Как все принцы дома Бурбонов, как Генрих IV, как Людовик XIV, король любил покушать; какие бы волнения ни переживала его душа (что, впрочем, довольно редко можно было заметить по его лицу, обрюзгшему и невыразительному), неизменными оставались две могучие потребности его тела: во сне и в еде. Мы видели, как он был вынужден лечь спать во дворце; теперь ему пришлось есть в Собрании.
Король разломил хлеб и разрезал цыпленка, будто собрался перекусить на охоте, нимало не беспокоясь о множестве устремленных на него глаз.
Среди них были глаза, которые горели, ибо не могли плакать, — это были глаза королевы.
Сама она от всего отказалась: ее пищей было отчаяние.
После того как она ступила в драгоценную кровь Шарни, ей казалось, что она могла бы сидеть так целую вечность и жить, как могильный цветок, черпая силы в его смерти.
Она немало выстрадала во время возвращения из Варенна; немало выстрадала за время плена в Тюильри; немало выстрадала за последние сутки; но, может быть, еще большие страдания причинял ей сейчас вид жующего короля!
А ведь положение было достаточно серьезным и могло бы лишить аппетита любого человека, только не Людовика XVI.
Собрание, куда король пришел искать защиты, само нуждалось в защите, да оно и не скрывало своего бессилия.
Утром Собрание хотело помешать убийству Сюло, но не смогло.

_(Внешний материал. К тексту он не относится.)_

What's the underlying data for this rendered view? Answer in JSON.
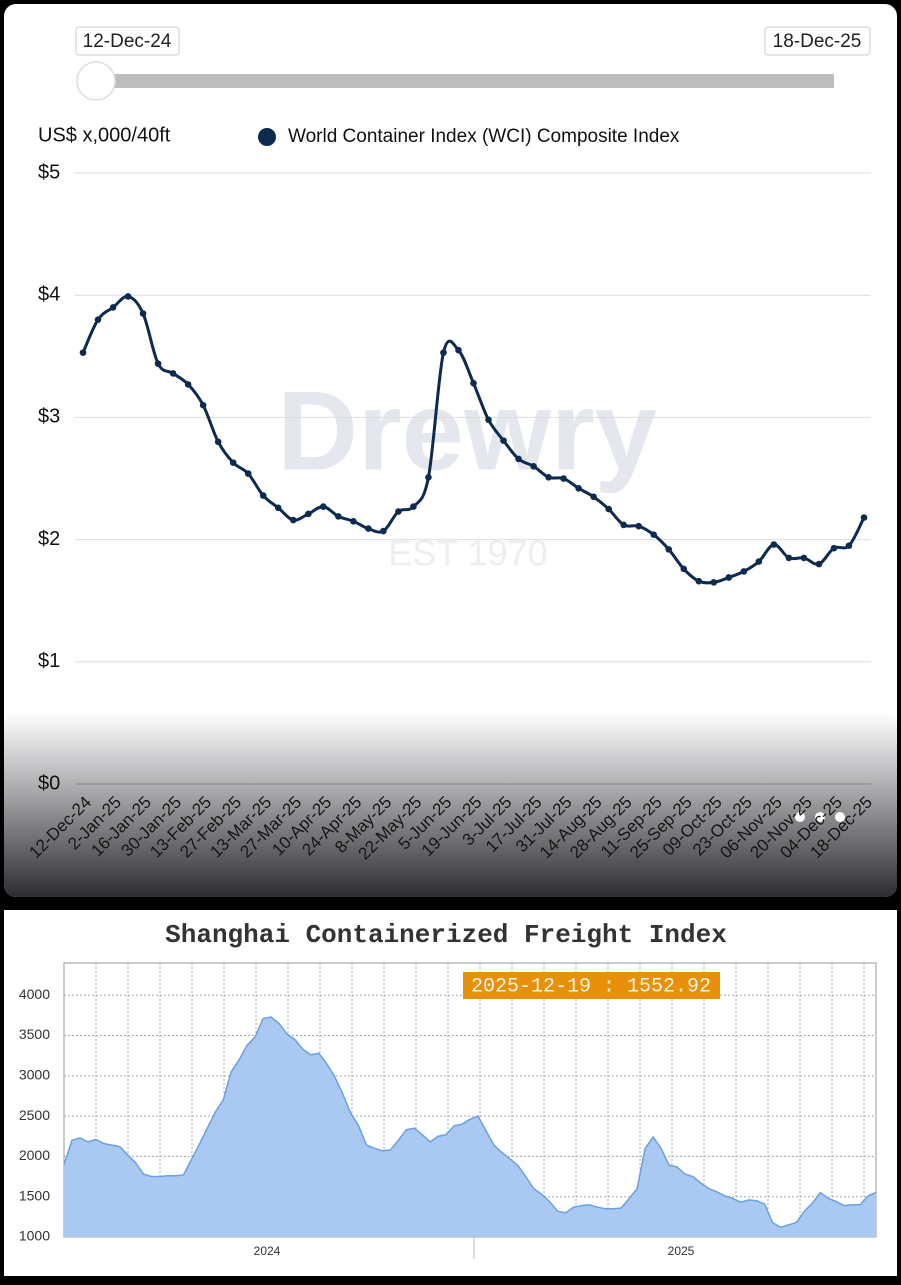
{
  "chart_data": [
    {
      "type": "line",
      "range_start": "12-Dec-24",
      "range_end": "18-Dec-25",
      "y_label": "US$ x,000/40ft",
      "watermark": [
        "Drewry",
        "EST 1970"
      ],
      "categories": [
        "12-Dec-24",
        null,
        "2-Jan-25",
        null,
        "16-Jan-25",
        null,
        "30-Jan-25",
        null,
        "13-Feb-25",
        null,
        "27-Feb-25",
        null,
        "13-Mar-25",
        null,
        "27-Mar-25",
        null,
        "10-Apr-25",
        null,
        "24-Apr-25",
        null,
        "8-May-25",
        null,
        "22-May-25",
        null,
        "5-Jun-25",
        null,
        "19-Jun-25",
        null,
        "3-Jul-25",
        null,
        "17-Jul-25",
        null,
        "31-Jul-25",
        null,
        "14-Aug-25",
        null,
        "28-Aug-25",
        null,
        "11-Sep-25",
        null,
        "25-Sep-25",
        null,
        "09-Oct-25",
        null,
        "23-Oct-25",
        null,
        "06-Nov-25",
        null,
        "20-Nov-25",
        null,
        "04-Dec-25",
        null,
        "18-Dec-25"
      ],
      "series": [
        {
          "name": "World Container Index (WCI) Composite Index",
          "color": "#0d2a4f",
          "values": [
            3.53,
            3.8,
            3.9,
            3.99,
            3.85,
            3.44,
            3.36,
            3.27,
            3.1,
            2.8,
            2.63,
            2.54,
            2.36,
            2.26,
            2.16,
            2.21,
            2.27,
            2.19,
            2.15,
            2.09,
            2.07,
            2.23,
            2.27,
            2.51,
            3.53,
            3.55,
            3.28,
            2.98,
            2.81,
            2.66,
            2.6,
            2.51,
            2.5,
            2.42,
            2.35,
            2.25,
            2.12,
            2.11,
            2.04,
            1.92,
            1.76,
            1.66,
            1.65,
            1.69,
            1.74,
            1.82,
            1.96,
            1.85,
            1.85,
            1.8,
            1.93,
            1.95,
            2.18
          ]
        }
      ],
      "ylim": [
        0,
        5
      ],
      "yticks": [
        {
          "value": 0,
          "label": "$0"
        },
        {
          "value": 1,
          "label": "$1"
        },
        {
          "value": 2,
          "label": "$2"
        },
        {
          "value": 3,
          "label": "$3"
        },
        {
          "value": 4,
          "label": "$4"
        },
        {
          "value": 5,
          "label": "$5"
        }
      ],
      "grid": true
    },
    {
      "type": "area",
      "title": "Shanghai Containerized Freight Index",
      "annotation": "2025-12-19 : 1552.92",
      "x_labels": [
        "2024",
        "2025"
      ],
      "series": [
        {
          "name": null,
          "color": "#a9c9f3",
          "values": [
            1896,
            2200,
            2230,
            2180,
            2210,
            2160,
            2140,
            2120,
            2020,
            1920,
            1780,
            1750,
            1750,
            1760,
            1760,
            1770,
            1960,
            2150,
            2350,
            2550,
            2700,
            3050,
            3200,
            3380,
            3480,
            3710,
            3730,
            3650,
            3520,
            3450,
            3330,
            3260,
            3280,
            3150,
            2990,
            2780,
            2540,
            2380,
            2140,
            2100,
            2070,
            2080,
            2200,
            2330,
            2350,
            2270,
            2180,
            2250,
            2270,
            2380,
            2400,
            2460,
            2500,
            2320,
            2140,
            2050,
            1970,
            1890,
            1750,
            1600,
            1530,
            1440,
            1320,
            1300,
            1370,
            1390,
            1400,
            1370,
            1350,
            1350,
            1360,
            1480,
            1600,
            2100,
            2240,
            2100,
            1890,
            1870,
            1780,
            1750,
            1670,
            1600,
            1560,
            1510,
            1480,
            1430,
            1460,
            1450,
            1410,
            1180,
            1120,
            1150,
            1180,
            1320,
            1420,
            1550,
            1480,
            1440,
            1390,
            1400,
            1400,
            1510,
            1552.92
          ]
        }
      ],
      "ylim": [
        1000,
        4400
      ],
      "yticks": [
        1000,
        1500,
        2000,
        2500,
        3000,
        3500,
        4000
      ],
      "grid": true
    }
  ]
}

В два часа Собрание хотело воспротивиться расправе над швейцарцами, но не смогло.
Теперь ему самому угрожала возмущенная толпа, кричавшая: "Низложение! Низложение!"
Немедленно была создана комиссия.
В нее входил Верньо. Он поручил председательствовать в Собрании Гюаде, чтобы власть оставалась в руках Жиронды.
Совещание комиссии было недолгим; можно сказать, что оно проходило под раскатистое эхо ружейной пальбы и пушечной канонады.
Верньо сам взялся за перо и составил акт о временном отстранении короля от власти.